Republican lawmakers clashed with a top federal health official over reinsurance payments in a House subcommittee hearing Friday, with legislators accusing government officials of having a "cozy" relationship with the insurance industry, and using the reinsurance program as "an attempt to prop up Obamacare."
In opening remarks, Rep. Tim Murphy (R-Pa.) took issue with the Centers for Medicare & Medicaid Services' decision to prioritize reinsurance payments to insurance companies rather than the U.S. Treasury. As part of the Affordable Care Act, CMS was required to deposit $2 billion from the program into the Treasury. But in 2014 the agency issued a new regulation allowing it to make full payments to insurers in the event of a shortfall. Since then, the program has fallen well short of its collection targets. Earlier this year, CMS paid $7.7 billion to insurers through the reinsurance program for the 2015 benefit year, and omitted payments to the Treasury.

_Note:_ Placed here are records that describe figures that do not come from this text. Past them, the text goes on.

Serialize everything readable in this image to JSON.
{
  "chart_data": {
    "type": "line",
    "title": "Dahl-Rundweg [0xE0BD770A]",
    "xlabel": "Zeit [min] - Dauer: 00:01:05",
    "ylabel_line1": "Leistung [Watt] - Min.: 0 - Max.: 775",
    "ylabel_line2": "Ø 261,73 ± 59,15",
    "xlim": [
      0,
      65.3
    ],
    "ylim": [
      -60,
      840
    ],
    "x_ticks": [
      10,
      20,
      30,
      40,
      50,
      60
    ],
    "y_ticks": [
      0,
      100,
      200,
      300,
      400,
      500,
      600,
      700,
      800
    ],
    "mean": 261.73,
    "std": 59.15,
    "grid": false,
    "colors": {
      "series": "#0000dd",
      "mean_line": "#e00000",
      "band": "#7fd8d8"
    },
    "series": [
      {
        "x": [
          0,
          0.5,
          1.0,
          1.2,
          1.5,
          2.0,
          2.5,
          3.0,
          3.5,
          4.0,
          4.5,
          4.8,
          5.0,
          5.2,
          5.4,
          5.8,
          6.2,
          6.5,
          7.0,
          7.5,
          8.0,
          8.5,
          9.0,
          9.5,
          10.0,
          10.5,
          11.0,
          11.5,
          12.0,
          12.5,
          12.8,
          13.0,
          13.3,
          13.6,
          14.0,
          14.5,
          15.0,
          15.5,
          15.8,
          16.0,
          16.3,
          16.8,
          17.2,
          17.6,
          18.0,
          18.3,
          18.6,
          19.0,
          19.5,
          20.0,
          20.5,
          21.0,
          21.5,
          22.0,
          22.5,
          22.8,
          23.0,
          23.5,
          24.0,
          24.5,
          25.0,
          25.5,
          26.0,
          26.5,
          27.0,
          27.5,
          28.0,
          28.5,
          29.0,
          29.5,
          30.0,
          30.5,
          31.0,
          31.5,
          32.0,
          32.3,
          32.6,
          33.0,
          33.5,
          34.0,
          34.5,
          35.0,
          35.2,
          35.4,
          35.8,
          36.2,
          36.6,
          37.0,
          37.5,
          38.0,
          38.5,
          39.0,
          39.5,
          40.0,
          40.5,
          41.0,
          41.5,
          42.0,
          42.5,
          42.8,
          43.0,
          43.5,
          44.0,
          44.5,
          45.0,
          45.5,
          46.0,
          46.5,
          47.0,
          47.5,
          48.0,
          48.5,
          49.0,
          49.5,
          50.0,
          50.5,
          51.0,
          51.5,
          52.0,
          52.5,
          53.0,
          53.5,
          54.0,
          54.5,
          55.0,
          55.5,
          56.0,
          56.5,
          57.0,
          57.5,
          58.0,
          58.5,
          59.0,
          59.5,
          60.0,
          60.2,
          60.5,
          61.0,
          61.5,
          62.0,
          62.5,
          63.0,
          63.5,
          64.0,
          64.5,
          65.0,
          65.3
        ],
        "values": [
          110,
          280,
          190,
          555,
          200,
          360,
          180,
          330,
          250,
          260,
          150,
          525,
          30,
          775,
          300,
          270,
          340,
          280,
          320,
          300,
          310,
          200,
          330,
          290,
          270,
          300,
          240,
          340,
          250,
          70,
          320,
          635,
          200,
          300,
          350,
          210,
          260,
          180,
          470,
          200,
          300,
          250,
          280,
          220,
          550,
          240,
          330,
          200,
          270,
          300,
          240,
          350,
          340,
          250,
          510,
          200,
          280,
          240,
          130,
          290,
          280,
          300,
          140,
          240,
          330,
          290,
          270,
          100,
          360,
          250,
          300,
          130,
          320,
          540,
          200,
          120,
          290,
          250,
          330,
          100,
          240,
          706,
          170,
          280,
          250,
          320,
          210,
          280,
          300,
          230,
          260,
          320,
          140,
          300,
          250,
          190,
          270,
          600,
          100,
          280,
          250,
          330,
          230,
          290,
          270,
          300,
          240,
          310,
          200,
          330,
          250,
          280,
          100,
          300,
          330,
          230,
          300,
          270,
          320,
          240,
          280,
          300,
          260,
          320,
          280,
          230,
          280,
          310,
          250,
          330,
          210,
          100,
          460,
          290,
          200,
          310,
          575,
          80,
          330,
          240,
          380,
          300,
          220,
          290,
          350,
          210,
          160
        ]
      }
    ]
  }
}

Murphy characterized the payments as a taxpayer-funded bailout, and raised concerns that there would be "some collapse in the health insurance market" once the reinsurance program ends.
CMS Acting Administrator Andy Slavitt defended the decision to prioritize payments to insurance companies, arguing that the agency used its standard rulemaking procedure--including requests for comments--to implement modifications to the program that were intended to "maximize the financial effect of the transitional reinsurance program."
"CMS received universal public support for the policy of returning payments back to cover claims as a first priority, and no one--not one commenter--questioned the legality or the appropriateness of the approach," he said.
Rep. Frank Pallone Jr. (D-N.J.), a ranking member of the Energy and Commerce Committee, also defended the reinsurance program, accusing Republican lawmakers of using "overblown rhetoric" and "blatant misinformation" to attack the ACA.
The ACA's reinsurance program has been a frequent target of Republican lawmakers, including Sen. Marco Rubio (R-Fla.) and Sen. Orin Hatch (R-Utah) who previously called the decision to reallocate payments "unacceptable."